Debtor finance aims to release funds (which improves cash flow) that are tied up in unpaid invoices. (It can be a useful option to finance short-term working capital needs.)
How debtor finance works
You “sell” your invoices to the lender (at a lower value than they're worth). The lender then advances you an immediate loan of up to 80% of the invoice value. The lender will pay you the rest when your client eventually settles your bill. However, this comes at a cost.
It is really important to understand that invoices are categorised by the length of time that the debt is outstanding AND by the quality of the client (this is done by size of company and professional standing). So invoices that are 90 or 120 days old may have little to no value for a debtor financier as they are considered high risk and might need to be written off. They are also not interested in invoices for individual people and very small, unknown companies. Some debtor financiers will only work with companies that have a minimum invoice book of R200 000 per month, however, there are small debtor financiers who are prepared to consider debtor financing on a case by case basis.
Factoring and Invoice Discounting
When exploring debtor finance you will come across these two terms. They refer to the different ways of managing the process of collecting debts: Your clients could be informed that their money will be collected by the debtor financier (factoring) or you might prefer that your clients are not made aware of your debtor finance arrangements (invoice discounting).
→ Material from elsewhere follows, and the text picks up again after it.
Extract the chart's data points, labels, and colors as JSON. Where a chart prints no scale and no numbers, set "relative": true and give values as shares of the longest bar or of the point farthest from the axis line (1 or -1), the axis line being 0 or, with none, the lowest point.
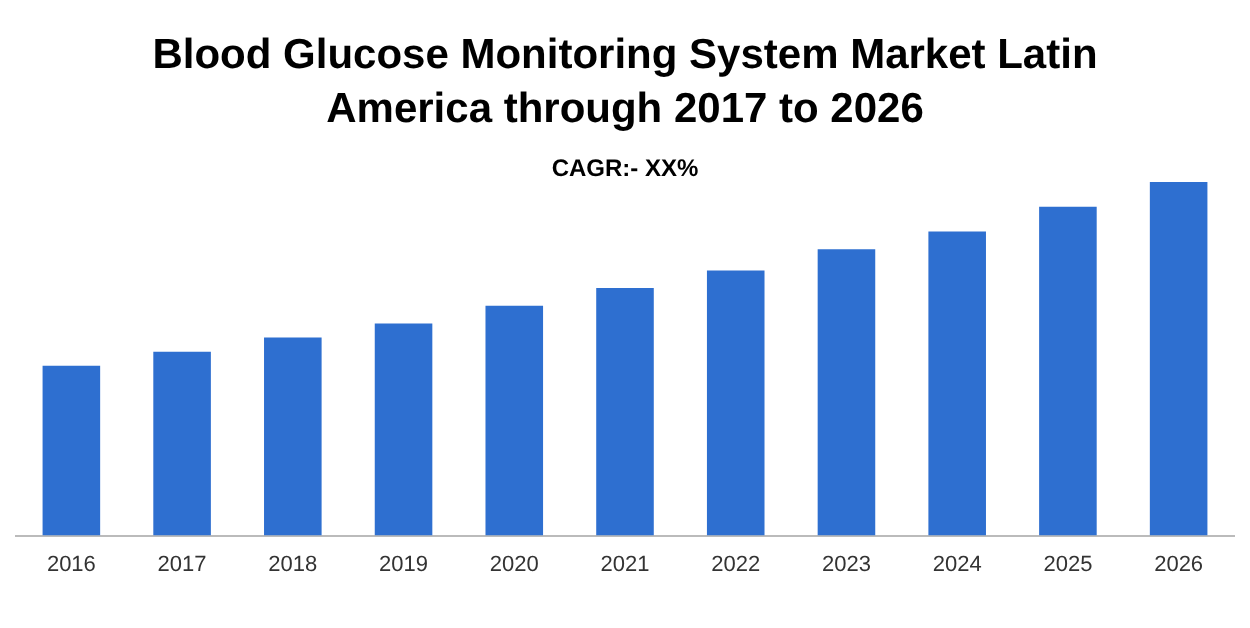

The only real difference between factoring and invoice discounting is that factoring is confidential – that is your client will be aware of this process. Invoice discounting on the other hand can be confidential (but doesn't always have to be). In many cases, particularly in articles written for the man in the street, the two terms are interchangeable.
How factoring works
In this case the debtor lender takes over the administration of collecting monies as shown in the diagram below.
You carry the risk if your customer doesn't pay the invoice at all! The factor will start charging you a higher interest rate if your customer doesn't pay on time, for instance taking over 60 days to settle the invoice. After 90 days, the factor will want to be paid in full! The good news is that debtor financiers usually have good systems for checking creditworthiness - and will check out any new clients you get, thereby reducing the risk of non-payment.
The cost of factoring
There are two types of fees involved in factoring:
A prime-linked interest rate: You get charged an interest rate on the money you borrow (usually only for the portion of the money that you use).
Administration fee: This is worked out as a percentage of the value of the invoice - but with a minimum monthly fee of approximately R7 500.
This might seem like a steep admin fee, but remember that you will have cash on hand to pay your suppliers early. This means you can get, or ask for, a discount for settling your supplier invoices sooner than required. Factoring can be an option to explore if you generate a high monthly turnover and don’t have the administrative systems in place to manage debtors. If you have negotiated good supplier discounts for early payments, then you benefit even more.
In this type of debtor finance, the lender doesn't take over the administration of the business' invoices (which happens in factoring). You are still in charge of making sure your invoice system is working efficiently—your invoices go out, statements are sent, invoices are paid on time, etc. However, most debtor financiers will insist that a separate bank account is opened to collect the payments that are being used for invoice discounting. This way they can monitor the collection of payments and will deduct their fees from this account.
The lender will lend you up to 80% of the amount in the debtors’ book (invoices). The percentage lent varies from financier to financier and is often linked to the total size of the invoice book.